Mendelssohn

Felix Mendelssohn-Bartholdy (1809-1847)

Componist, dirigent, pianist en organist, kleinzoon van Moses Mendelssohn. Hij kreeg piano-onderricht van zijn moeder,  Lea Salomon, en van L. Berger, leerde viool spelen bij Hennings en studeerde muziektheorie bij Carl Zelter in Berlijn.

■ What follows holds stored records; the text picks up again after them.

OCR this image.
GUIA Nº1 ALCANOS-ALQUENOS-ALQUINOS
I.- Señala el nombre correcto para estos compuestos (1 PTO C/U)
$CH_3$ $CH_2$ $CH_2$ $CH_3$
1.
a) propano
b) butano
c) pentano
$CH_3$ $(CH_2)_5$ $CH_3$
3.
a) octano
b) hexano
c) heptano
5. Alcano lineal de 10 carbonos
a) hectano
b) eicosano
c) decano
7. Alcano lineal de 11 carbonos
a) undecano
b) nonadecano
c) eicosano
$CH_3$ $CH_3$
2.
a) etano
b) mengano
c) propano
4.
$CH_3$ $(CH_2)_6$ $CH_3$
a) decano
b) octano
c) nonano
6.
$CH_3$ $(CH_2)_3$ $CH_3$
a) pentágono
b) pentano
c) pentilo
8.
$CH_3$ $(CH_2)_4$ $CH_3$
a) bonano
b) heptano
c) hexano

portret F. Mendelssohn-Barholdy

Als 9-jarige trad hij voor het eerst op als pianist en vier jaar later componeerde hij zijn eerste kwartetten en een magnificat voor koor en orkest; in 1824 schreef hij zijn eerste in de officiële werkenopgave opgenomen symfonie (in c, opus 11). Zijn begaafdheid werd in het ouderlijk huis zorgvuldig gecultiveerd, waarbij zijn gezichtskring geenszins werd beperkt tot de muziek: hij beheerste vier talen en was goed op de hoogte van literatuur, geschiedenis, filosofie en schilderkunst. Bovendien stelde zijn vader hem een klein eigen orkest ter beschikking, waardoor hij de gelegenheid kreeg zijn composities dadelijk zelf te horen en zich ook als dirigent te bekwamen.

foto CVR Kleinkoor

F. Mendelssohn-Bartholdy – Herr, nun lässt Du

 

In 1821 leerde hij Carl Maria von Weber kennen, voor wie hij grote bewondering koesterde, en in hetzelfde jaar ontmoette hij Goethe, die hem sedertdien met vaderlijke belangstelling bejegende. Mendelssohn was zeventien jaar, toen hij zijn eerste repertoirestuk componeerde, de ouverture Ein Sommernachtstraum bij  Shakespeares toneelstuk; hij was twintig jaar, toen hij erin slaagde een – door hem zelf gedirigeerde – uitvoering door te zetten van Matthäus Passion, van Bach, die na diens dood in de vergetelheid was geraakt.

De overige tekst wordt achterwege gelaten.